Parlant d’efficacité, mon commentaire sur la répétitivité plus haut est aussi justifié par le fait que les deux sections utilisant le stylet sont des barrières inutiles entre la volonté et l’action.Le tout n’est pas très difficile, mais quand même un peu si vous jouez avec le pad plutôt que le stylet, mais devoir attendre des 5 à 10 secondes supplémentaires avant et durant chaque combat alors que l’appui d’un seul bouton aurait suffi rend l’expérience moins dynamique qu’elle pourrait être.

Mais ces faux-pas sont loin de brimer l’expérience complète de Yo-Kai Watch 2. On voit facilement que le jeu a été fait avec cœur et passion. Seulement le fait de tenter de nouvelles choses dans une ère où plusieurs développeurs se contentent de recycler le même contenu à chaque année est louable. De plus, le jeu est très beau, coloré, plein d’objectifs divers, rempli jusqu’à ras bord de charme (le personnage principal enlève ses souliers en entrant dans une maison !) et se démarque comme un véritable confrère à Pokémon dont la comparaison est immanquable.

Mon verdict ?

Yo-Kai Watch 2 : Fleshy Souls est un très bon jeu de rôle autant pour sa simplicité que sa profondeur. Tous les aspects du jeu sont soignés et laisse le joueur choisir la manière dont il veut y jouer. Que ce soit pour découvrir l’histoire de ce monde, s’y promener pour capturer toutes sortes de créatures, terminer toutes les missions ou pour concocter la meilleure équipe de combat, tout le monde y trouve son compte et je trouve cette approche tout simplement géniale !

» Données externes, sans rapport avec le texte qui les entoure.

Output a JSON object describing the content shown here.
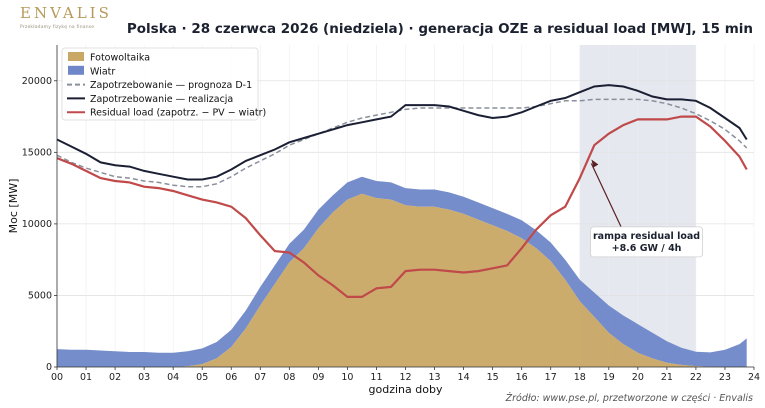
{
  "brand": {
    "name": "ENVALIS",
    "tagline": "Przekładamy fizykę na finanse"
  },
  "title": "Polska · 28 czerwca 2026 (niedziela) · generacja OZE a residual load [MW], 15 min",
  "source": "Źródło: www.pse.pl, przetworzone w części · Envalis",
  "chart_data": {
    "type": "area",
    "xlabel": "godzina doby",
    "ylabel": "Moc [MW]",
    "xlim": [
      0,
      24
    ],
    "ylim": [
      0,
      22500
    ],
    "x_ticks": [
      "00",
      "01",
      "02",
      "03",
      "04",
      "05",
      "06",
      "07",
      "08",
      "09",
      "10",
      "11",
      "12",
      "13",
      "14",
      "15",
      "16",
      "17",
      "18",
      "19",
      "20",
      "21",
      "22",
      "23",
      "24"
    ],
    "y_ticks": [
      0,
      5000,
      10000,
      15000,
      20000
    ],
    "y_tick_labels": [
      "0",
      "5000",
      "10000",
      "15000",
      "20000"
    ],
    "grid": true,
    "legend_position": "top-left",
    "highlight_band": {
      "x_start": 18,
      "x_end": 22
    },
    "colors": {
      "pv": "#c9a865",
      "wind": "#6f87c9",
      "forecast": "#8a8f9c",
      "actual": "#1a1f33",
      "residual": "#c0494a",
      "band": "#e5e8ef"
    },
    "x": [
      0,
      0.5,
      1,
      1.5,
      2,
      2.5,
      3,
      3.5,
      4,
      4.5,
      5,
      5.5,
      6,
      6.5,
      7,
      7.5,
      8,
      8.5,
      9,
      9.5,
      10,
      10.5,
      11,
      11.5,
      12,
      12.5,
      13,
      13.5,
      14,
      14.5,
      15,
      15.5,
      16,
      16.5,
      17,
      17.5,
      18,
      18.5,
      19,
      19.5,
      20,
      20.5,
      21,
      21.5,
      22,
      22.5,
      23,
      23.5,
      23.75
    ],
    "series": [
      {
        "name": "Fotowoltaika",
        "kind": "area",
        "values": [
          0,
          0,
          0,
          0,
          0,
          0,
          0,
          0,
          0,
          50,
          200,
          600,
          1400,
          2700,
          4300,
          5800,
          7300,
          8300,
          9700,
          10800,
          11700,
          12100,
          11800,
          11700,
          11300,
          11200,
          11200,
          11000,
          10700,
          10300,
          9900,
          9500,
          9000,
          8300,
          7400,
          6100,
          4600,
          3500,
          2400,
          1600,
          1000,
          600,
          300,
          150,
          60,
          20,
          0,
          0,
          0
        ]
      },
      {
        "name": "Wiatr",
        "kind": "stacked-area",
        "values": [
          1250,
          1200,
          1200,
          1150,
          1100,
          1050,
          1050,
          1000,
          1000,
          1050,
          1100,
          1150,
          1200,
          1250,
          1300,
          1300,
          1300,
          1300,
          1300,
          1200,
          1200,
          1200,
          1200,
          1200,
          1200,
          1200,
          1200,
          1200,
          1200,
          1200,
          1200,
          1200,
          1250,
          1250,
          1300,
          1400,
          1500,
          1700,
          1900,
          2000,
          2000,
          1800,
          1500,
          1200,
          1000,
          1000,
          1200,
          1600,
          2000
        ]
      },
      {
        "name": "Zapotrzebowanie — prognoza D-1",
        "kind": "dashed-line",
        "values": [
          14800,
          14300,
          13900,
          13600,
          13300,
          13200,
          13000,
          12900,
          12700,
          12600,
          12600,
          12800,
          13300,
          13900,
          14400,
          14900,
          15500,
          15900,
          16300,
          16700,
          17100,
          17400,
          17600,
          17800,
          18000,
          18100,
          18100,
          18100,
          18100,
          18100,
          18100,
          18100,
          18100,
          18200,
          18400,
          18600,
          18600,
          18700,
          18700,
          18700,
          18700,
          18600,
          18400,
          18100,
          17700,
          17200,
          16600,
          15800,
          15300
        ]
      },
      {
        "name": "Zapotrzebowanie — realizacja",
        "kind": "line",
        "values": [
          15900,
          15400,
          14900,
          14300,
          14100,
          14000,
          13700,
          13500,
          13300,
          13100,
          13100,
          13300,
          13800,
          14400,
          14800,
          15200,
          15700,
          16000,
          16300,
          16600,
          16900,
          17100,
          17300,
          17500,
          18300,
          18300,
          18300,
          18200,
          17900,
          17600,
          17400,
          17500,
          17800,
          18200,
          18600,
          18800,
          19200,
          19600,
          19700,
          19600,
          19300,
          18900,
          18700,
          18700,
          18600,
          18100,
          17400,
          16700,
          15900
        ]
      },
      {
        "name": "Residual load (zapotrz. − PV − wiatr)",
        "kind": "line",
        "values": [
          14600,
          14200,
          13700,
          13200,
          13000,
          12900,
          12600,
          12500,
          12300,
          12000,
          11700,
          11500,
          11200,
          10400,
          9200,
          8100,
          8000,
          7300,
          6400,
          5700,
          4900,
          4900,
          5500,
          5600,
          6700,
          6800,
          6800,
          6700,
          6600,
          6700,
          6900,
          7100,
          8300,
          9600,
          10600,
          11200,
          13200,
          15500,
          16300,
          16900,
          17300,
          17300,
          17300,
          17500,
          17500,
          16800,
          15800,
          14700,
          13800
        ]
      }
    ],
    "annotation": {
      "text_line1": "rampa residual load",
      "text_line2": "+8.6 GW / 4h",
      "x": 20.3,
      "y": 9300,
      "arrow_to_x": 18.4,
      "arrow_to_y": 14500
    }
  }
}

Bien sûr, le jeu n’est pas parfait. Certains éléments de jeu ne seront pas disponibles avant d’avoir  quelques heures de passées derrière votre 3DS, dont les combats en ligne, le format de l’histoire est un peu déroutant au début et la chasse aux Yo-Kais devient lassante et un peu monotone après quelques temps.

Malgré tout, je recommande ce RPG ambitieux qui me semble toujours méconnu au Canada. Je me répète, mais que vous soyez amateur de jeux de rôle comme pokémon ou pas, Yo-Kai Watch propose assez de variété de style de jeu pour savoir vous satisfaire amplement pendant plusieurs heures. C’est donc pour cela qu’il remporte ma note de 7.5/10.